When it comes to the inclusion of explicit sex scenes in fantasy novels (particularly those not targeted towards romance readers), the decision tends to be divisive. Readers typically fall into two camps: those who find the sexual content gratuitous and/or unnecessary, and those who disagree.
I’ll admit that I used to be in the former camp. I didn’t hate or skim explicit sex scenes, but they often read awkwardly to me (sometimes to the point of being cringe-inducing). But even when they were well-written, I generally didn’t understand the author’s reasons for including them.
Case in point: the explicit sex scene early on in Fonda Lee’s Jade City, when Hilo visits Wen. We’re five chapters in (it’s titled “The Horn’s Kitten”) and this scene is our first introduction to Maik Wenruxian: she’s a stone-eye (someone without the ability to use jade magic) and the younger sister of Hilo’s two most trusted men.
When I first read this scene, I remember being extremely puzzled and put off. I couldn’t figure out why this interaction had to be shown on page—in that level of detail, with that kind of blunt, explicit language, and with that much of the word count devoted to it—instead of written as a fade-to-black or alluded to. There was nothing, I thought, that you couldn’t have gotten from a short sentence or two summarizing what happened. All of the important plot-relevant exposition you need takes places during the post-coital conversation the morning after.
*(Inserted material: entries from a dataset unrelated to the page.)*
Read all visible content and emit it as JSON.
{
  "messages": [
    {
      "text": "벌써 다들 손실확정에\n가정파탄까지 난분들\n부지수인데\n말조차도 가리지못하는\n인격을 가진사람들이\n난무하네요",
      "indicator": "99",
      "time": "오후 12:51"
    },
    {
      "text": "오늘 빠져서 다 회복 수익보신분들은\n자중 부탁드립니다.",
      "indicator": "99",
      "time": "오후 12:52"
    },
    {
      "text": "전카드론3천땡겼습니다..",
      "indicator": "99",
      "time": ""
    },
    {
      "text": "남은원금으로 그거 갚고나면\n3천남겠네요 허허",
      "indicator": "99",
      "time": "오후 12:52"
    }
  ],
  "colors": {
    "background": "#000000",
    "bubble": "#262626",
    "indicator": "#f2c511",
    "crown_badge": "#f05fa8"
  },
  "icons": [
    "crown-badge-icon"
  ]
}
Eventually, I got to the conclusion to the trilogy, Jade Legacy. It has another explicit sex scene that takes place between the same characters, many years later.
When I read that, I finally understood.
Hilo and Wen have a beautifully complex relationship that evolves and grows over the course of the trilogy which spans some thirty-plus years. Where they start (an up-and-coming gangster and his side piece, who has no place in gang business) and where they end up (as the mob boss and his most trusted advisor) is a study in contrasts. Who these characters believe themselves to be, who they are to each other, how they relate to each other and to the world—it’s a deep and nuanced exploration of all the ways in which love and duty complement and conflict with each other.
Looking back at the overall story, I don’t think those arcs and those later moments would have landed or been as emotionally powerful as they were without the explicit sex scenes. Those scenes ground the characters and their relationships in a raw and visceral way that other moments wouldn’t. When we see Hilo with Wen, whether it’s through his perspective or hers, we see him being vulnerable and open in a way that doesn’t come across in his other scenes. When we see Wen pursue the actions she does in secret, knowing why she makes those decisions, knowing how Hilo would feel about them, knowing how she feels about him, it adds stakes because we can guess at—and anticipate—the hurt and the fallout when he discovers it.
That was the moment when it clicked for me.
The sex scenes in The Green Bone Saga are not about the sex.
Which is a very long-winded way of getting to the point of this particular annotation: why did I write an explicit masturbation scene into Petition?
Because the scene is not about the sex.
But also because it’s the 2020s and hey, guess what? I’m sick of reading epic fantasy novels that feature subplots with female characters going on sexual/romantic awakening character arcs that culminate in her “becoming a woman” because some male character has “taught her” to do so and, somehow, no matter what her ambitions/wants are, she discovers that her life was “incomplete” prior to “falling in love” and suddenly finds ultimate meaning and purpose in life through being his sexual/romantic partner.
Just…no.
Girls and women do feel sexual desire and they don’t need a boy, or a man, or anyone for that matter, to satisfy that desire.
It is actually possible to feel sexual desire or have romantic inclinations towards someone and not want to take it any further because, you know, you’ve got priorities and being in a committed romantic relationship requires work and you don’t have the bandwidth for that.
And we don’t need to be ashamed of any of these things.